Just like in Sex Education, Normal People worked with Ita O’Brien, an intimacy coordinator, to make sure the actors are safe and comfortable filming these intimate moments.

ita o'brien

The series has a lot of them and they’re very realistic. If you’ve been quarantined away from intimacy, this series might help you regain some sense of it, even if it is through a screen.

 

Marianne Illustrates How Good People Accept Bad Treatment

“He didn’t do anything that bad, really. He was nicer to me than most.”

I feel you, Marianne. I also accepted so much I never should have simply because I was in need of some kind of love and there weren’t enough sources.

Right from the get-go, we see Marianne’s lack of experience with love and caring. She is exceptionally bright and very caring, but her family is cold and harsh towards her. No one in her high school is her friend. It’s not until university that she really begins to be accepted socially, but even then there’s a sense of superficiality to it.

She finds herself in an abusive relationship that changes her. She becomes much more accepting of poor treatment, and eventually, demands it.

Marianne normal people

I have heard many people throughout my life admit that they just can’t understand why victims stay in abusive relationships. If you’ve found yourself thinking that, this series might help answer that question for you.

It’s a complicated situation that is difficult to explain because the story tends to start way before the abusive relationship actually starts. Normal People shows a rare glimpse into the kind of history that can lead to an abusive relationship, and how it can dramatically change a person who experiences it.

A Different Shade of BDSM

There are some intense BDSM scenes in the series. Be warned: it’s not fun and kinky. It’s heartbreaking and difficult to watch.

Every kinkster is different and the way they explore kink is unique. Normal People shows a side to kink not often shown on screen.

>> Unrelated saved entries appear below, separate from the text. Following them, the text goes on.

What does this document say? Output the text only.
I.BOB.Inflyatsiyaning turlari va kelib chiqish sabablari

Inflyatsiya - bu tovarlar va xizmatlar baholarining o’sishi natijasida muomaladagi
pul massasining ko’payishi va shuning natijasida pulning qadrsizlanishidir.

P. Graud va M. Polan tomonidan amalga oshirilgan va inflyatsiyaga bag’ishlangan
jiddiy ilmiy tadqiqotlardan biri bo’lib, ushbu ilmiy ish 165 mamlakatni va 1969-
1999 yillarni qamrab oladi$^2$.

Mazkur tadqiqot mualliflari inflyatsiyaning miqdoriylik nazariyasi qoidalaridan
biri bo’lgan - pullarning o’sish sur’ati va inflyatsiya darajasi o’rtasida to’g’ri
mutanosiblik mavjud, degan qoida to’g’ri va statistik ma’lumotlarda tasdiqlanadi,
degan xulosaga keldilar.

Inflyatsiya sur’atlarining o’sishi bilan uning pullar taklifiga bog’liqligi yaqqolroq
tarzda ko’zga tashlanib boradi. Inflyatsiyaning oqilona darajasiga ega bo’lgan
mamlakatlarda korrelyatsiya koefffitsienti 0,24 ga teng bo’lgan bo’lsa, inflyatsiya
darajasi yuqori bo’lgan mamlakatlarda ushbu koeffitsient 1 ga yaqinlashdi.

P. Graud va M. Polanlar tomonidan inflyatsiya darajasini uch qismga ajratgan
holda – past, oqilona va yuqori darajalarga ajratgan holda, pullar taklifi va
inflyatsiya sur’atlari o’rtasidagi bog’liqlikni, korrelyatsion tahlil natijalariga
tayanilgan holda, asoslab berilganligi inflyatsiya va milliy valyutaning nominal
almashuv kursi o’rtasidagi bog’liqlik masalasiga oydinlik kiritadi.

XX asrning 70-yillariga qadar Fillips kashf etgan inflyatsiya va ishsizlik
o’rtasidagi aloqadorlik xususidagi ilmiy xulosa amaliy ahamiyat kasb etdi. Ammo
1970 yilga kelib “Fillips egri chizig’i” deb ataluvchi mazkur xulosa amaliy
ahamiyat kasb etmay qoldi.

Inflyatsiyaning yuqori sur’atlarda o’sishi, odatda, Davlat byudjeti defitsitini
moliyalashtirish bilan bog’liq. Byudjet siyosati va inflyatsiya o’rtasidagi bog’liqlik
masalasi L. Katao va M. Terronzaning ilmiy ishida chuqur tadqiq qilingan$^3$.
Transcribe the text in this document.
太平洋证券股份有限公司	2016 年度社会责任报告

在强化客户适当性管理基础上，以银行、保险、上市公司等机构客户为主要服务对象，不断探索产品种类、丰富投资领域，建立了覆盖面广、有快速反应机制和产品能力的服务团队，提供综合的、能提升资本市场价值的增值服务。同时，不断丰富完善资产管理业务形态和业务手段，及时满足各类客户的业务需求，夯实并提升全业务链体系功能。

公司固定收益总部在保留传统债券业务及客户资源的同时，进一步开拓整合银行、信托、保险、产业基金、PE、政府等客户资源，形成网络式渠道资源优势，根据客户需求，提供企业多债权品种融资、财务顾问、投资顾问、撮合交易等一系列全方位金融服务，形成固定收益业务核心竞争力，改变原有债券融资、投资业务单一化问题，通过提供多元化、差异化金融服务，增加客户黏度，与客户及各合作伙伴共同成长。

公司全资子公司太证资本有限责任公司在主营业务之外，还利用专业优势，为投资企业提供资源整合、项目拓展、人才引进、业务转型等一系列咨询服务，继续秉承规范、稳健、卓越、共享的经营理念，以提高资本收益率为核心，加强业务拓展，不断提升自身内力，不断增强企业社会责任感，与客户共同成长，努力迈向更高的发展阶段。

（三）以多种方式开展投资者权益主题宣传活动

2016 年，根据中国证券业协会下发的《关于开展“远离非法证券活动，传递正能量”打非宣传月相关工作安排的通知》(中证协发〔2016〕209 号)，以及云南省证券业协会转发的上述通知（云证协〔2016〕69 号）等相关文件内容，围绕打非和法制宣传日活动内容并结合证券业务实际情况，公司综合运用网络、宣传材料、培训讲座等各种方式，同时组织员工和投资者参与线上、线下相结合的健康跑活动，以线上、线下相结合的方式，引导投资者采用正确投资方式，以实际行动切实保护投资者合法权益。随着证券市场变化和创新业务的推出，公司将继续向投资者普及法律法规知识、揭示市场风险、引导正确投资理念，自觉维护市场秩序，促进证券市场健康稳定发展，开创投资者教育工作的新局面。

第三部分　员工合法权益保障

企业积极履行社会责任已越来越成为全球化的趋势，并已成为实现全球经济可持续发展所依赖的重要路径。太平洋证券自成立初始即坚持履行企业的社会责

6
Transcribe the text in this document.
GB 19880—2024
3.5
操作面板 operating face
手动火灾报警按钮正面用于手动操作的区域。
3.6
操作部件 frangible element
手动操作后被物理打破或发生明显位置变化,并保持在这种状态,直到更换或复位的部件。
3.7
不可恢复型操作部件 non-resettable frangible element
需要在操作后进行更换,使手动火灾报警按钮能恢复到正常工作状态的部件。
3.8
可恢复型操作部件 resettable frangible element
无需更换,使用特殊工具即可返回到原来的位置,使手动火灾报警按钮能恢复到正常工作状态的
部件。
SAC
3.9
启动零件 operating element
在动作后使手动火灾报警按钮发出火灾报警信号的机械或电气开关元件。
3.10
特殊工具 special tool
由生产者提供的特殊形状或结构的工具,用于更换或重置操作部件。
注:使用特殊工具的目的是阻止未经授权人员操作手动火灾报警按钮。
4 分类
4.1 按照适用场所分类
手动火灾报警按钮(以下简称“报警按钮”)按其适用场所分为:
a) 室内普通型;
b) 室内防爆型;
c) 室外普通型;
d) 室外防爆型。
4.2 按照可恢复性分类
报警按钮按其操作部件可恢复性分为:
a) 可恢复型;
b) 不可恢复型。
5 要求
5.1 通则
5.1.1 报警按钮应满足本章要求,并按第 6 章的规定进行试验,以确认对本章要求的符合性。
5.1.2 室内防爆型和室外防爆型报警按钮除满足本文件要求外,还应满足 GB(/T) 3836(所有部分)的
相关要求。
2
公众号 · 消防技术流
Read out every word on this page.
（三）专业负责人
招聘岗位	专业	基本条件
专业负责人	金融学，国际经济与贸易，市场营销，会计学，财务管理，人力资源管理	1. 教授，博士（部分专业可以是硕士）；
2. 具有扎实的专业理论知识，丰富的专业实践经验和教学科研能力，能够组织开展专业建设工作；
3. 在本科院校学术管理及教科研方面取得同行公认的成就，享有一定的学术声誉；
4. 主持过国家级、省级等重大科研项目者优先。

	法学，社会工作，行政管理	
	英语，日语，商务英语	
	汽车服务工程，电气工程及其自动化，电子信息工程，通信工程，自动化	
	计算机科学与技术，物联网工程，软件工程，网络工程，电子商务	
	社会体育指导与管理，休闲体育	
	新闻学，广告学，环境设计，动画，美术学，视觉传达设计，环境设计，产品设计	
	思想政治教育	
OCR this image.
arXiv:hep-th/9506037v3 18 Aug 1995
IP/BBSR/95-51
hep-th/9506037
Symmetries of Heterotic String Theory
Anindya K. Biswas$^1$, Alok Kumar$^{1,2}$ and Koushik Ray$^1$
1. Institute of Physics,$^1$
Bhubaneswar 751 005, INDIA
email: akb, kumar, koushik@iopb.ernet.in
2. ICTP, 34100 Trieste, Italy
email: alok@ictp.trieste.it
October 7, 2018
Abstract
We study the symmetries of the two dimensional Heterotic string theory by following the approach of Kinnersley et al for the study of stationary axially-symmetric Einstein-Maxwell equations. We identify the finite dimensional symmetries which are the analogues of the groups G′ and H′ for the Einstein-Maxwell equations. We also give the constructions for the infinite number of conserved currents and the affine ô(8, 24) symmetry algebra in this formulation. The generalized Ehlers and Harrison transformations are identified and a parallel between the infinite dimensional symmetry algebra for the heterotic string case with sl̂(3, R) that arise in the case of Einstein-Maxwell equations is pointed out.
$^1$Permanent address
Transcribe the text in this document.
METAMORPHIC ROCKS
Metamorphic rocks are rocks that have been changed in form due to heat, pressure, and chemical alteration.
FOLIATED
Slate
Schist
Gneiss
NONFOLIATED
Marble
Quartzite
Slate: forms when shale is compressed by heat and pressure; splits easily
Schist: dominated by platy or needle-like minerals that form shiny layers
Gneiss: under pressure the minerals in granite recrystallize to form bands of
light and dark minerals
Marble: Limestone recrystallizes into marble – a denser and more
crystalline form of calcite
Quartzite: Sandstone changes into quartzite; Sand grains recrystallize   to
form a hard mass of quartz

Normal People introduces a sadistic and abusive partner, followed by a nice and caring partner whom Marianne asks to treat her sadistically. He obliges.

A nice aspect of the way Normal People presents kink is that it shows Marianne’s role in the experience. She is processing some deeply felt pain that she normally bottles up and separates from herself. Within the context of a kink scene, she is able to really feel her pain from a lifelong lack of love so that she can begin to process it and move on.

I dearly hope that in future episodes, we get to see Marianne as a dominatrix reclaiming her power. I know she’s got it in her!

 

Intersectional Identities

With many series and movies, we get the sense that characters are who they are regardless of their environment. In Normal People, however, we get to see the complicated layers of power dynamics that affect the characters.

Marianne is rich. Connell is working class. In high school, Marianne is an outcast while Connell is a popular and athletic guy, loved by all. In university though, the roles are reversed. Marianne’s brilliance and wealth win her social status while Connell has trouble coping with the loss of his friend group and struggles to make new friends. Connell’s family life is small but loving and Marianne’s family life is cruel and abusive.

Their differences are complementary. Where one is weak, the other is strong, and vice versa. Yet they are both outsiders struggling to find true acceptance and seem to only find it with each other.

Their relationship changes and evolves as they move back and forth between being friends and being lovers. Each shift brings renewed understanding and appreciation for one another. Each stage of their relationship knits them closer together, despite their differences and mistakes.

 

No One is Perfect

Normal People doesn’t have perfect characters (unless we’re talking about the goddess, Lorraine, who is untouchable perfection incarnate). Connell and Marianne do things that we wish they didn’t. They make dumb mistakes as normal people do.

The people who seem to have it all from the outside, each have struggles. This series shows those struggles. At a time when so many of us are struggling to find connection in a hostile world, Normal People shows us what intimacy feels like, just in case we all forgot.